We find some strings of interest which are specifically listed below:
1. `- https://mega.nz/#!z8hACJbb!vQB569ptyQjNEoxIwHrUhwWu5WCj1JWmU-OFjf90Prg -N17hGnFBfJliykJxXu8 -
2. Mp real_unlock_key: Nothing Is As It SeemsU
3. password: Really? Again
4. flag{Not_So_Simple...}
On seeing the above, we understand that we have an url, which needs to followed to see if we get anything important. Followed by a password and few decoy messages.
Given this background we follow the link to see what we have. The links leads us to a zip file named Up For A Little Challenge.zip. On examining the contents of the zip we can find the below contents.
Here we find another image file and an unknown hidden file with the name .Processing.cerb4
. In the interest of knowing what this specific file is, we can run the file
command. The output of the same can be found below:
┌──(cryptonic㉿cryptonic-kali)-[~/CtfLearn/upforalittlechall/Did I Forget Again?]
└─$ file .Processing.cerb4
.Processing.cerb4: Zip archive data, at least v2.0 to extract
It clearly shows us this specific file is actually a zip
archive in itself. We inspect the contents of this file and find the below.
As seen above, we find an image file skypcoder.jpg
but are requested for a password when tried to be opened.
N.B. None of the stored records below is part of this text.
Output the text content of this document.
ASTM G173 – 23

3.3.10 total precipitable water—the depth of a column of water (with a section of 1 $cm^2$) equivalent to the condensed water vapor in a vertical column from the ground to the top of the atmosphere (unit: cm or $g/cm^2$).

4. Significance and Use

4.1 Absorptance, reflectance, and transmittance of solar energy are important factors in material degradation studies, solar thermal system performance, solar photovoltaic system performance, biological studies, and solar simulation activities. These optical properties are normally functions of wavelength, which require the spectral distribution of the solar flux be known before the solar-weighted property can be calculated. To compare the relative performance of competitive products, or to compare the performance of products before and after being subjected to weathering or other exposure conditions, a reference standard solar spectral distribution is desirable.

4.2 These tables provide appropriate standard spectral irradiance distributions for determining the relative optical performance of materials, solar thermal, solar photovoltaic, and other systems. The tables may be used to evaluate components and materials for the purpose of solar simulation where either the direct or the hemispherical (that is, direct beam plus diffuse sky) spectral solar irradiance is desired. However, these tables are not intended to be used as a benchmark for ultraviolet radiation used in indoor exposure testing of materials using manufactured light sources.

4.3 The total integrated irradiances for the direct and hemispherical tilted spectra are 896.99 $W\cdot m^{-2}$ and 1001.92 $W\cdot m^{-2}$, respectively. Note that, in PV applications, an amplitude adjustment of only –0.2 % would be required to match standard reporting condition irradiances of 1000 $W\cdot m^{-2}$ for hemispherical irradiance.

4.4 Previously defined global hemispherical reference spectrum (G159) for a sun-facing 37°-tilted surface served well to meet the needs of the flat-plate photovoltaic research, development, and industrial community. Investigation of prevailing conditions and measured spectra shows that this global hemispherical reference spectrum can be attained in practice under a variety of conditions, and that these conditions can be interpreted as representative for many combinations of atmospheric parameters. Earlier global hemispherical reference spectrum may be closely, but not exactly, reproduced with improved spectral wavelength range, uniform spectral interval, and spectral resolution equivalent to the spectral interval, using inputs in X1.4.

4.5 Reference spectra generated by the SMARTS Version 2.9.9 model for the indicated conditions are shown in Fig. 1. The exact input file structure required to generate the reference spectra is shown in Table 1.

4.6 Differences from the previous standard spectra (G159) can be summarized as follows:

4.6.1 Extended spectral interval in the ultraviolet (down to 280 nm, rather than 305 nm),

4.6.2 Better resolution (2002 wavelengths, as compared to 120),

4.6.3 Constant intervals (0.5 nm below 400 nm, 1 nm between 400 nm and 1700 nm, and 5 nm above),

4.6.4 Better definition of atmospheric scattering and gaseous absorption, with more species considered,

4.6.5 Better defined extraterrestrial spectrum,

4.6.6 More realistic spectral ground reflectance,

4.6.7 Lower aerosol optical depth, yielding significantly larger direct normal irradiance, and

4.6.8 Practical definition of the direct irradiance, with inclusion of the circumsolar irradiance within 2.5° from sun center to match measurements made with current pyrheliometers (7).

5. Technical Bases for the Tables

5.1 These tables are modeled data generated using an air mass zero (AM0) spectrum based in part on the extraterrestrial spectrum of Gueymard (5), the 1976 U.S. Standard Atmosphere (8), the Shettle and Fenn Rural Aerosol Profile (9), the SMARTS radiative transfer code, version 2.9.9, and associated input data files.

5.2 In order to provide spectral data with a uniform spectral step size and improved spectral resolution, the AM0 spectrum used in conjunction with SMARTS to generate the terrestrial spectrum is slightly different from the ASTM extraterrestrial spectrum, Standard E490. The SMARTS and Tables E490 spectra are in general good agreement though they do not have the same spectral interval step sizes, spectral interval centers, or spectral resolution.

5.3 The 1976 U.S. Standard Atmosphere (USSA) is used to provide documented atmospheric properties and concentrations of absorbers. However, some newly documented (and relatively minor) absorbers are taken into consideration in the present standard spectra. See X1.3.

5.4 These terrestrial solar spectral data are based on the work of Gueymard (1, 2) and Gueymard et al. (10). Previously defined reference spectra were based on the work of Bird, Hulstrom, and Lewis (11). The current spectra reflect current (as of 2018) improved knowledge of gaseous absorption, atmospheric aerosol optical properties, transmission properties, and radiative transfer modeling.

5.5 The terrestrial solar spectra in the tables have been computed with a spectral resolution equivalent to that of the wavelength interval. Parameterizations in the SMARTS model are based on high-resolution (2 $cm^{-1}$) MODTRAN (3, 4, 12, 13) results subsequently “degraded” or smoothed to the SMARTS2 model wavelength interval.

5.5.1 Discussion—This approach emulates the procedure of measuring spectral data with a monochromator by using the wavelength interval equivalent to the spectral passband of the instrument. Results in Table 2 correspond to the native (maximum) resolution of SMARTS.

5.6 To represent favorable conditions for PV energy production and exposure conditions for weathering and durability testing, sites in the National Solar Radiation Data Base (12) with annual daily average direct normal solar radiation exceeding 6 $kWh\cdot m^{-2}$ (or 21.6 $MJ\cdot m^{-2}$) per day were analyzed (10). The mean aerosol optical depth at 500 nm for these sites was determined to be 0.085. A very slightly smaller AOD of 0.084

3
At this point I remembered that we had seen a string from the initial Begin Hack.jpg
which read as below:
Mp real_unlock_key: Nothing Is As It SeemsU
I wanted to give the above as a password for this file and check. After quite a few combinations, the above string without the last character U
worked out and gave me the below image:
If we closely observe all parts of the image, we find that in the bottom right corner of the image, we have a string of the flag format. Zooming into the image with a good image viewer gives us the final flag which reads as flag{hack_complete}
.
This was more of a forensic fact finding challenge which did not require much knowledge on specific tools which is one of the reason I found this more fun to crack.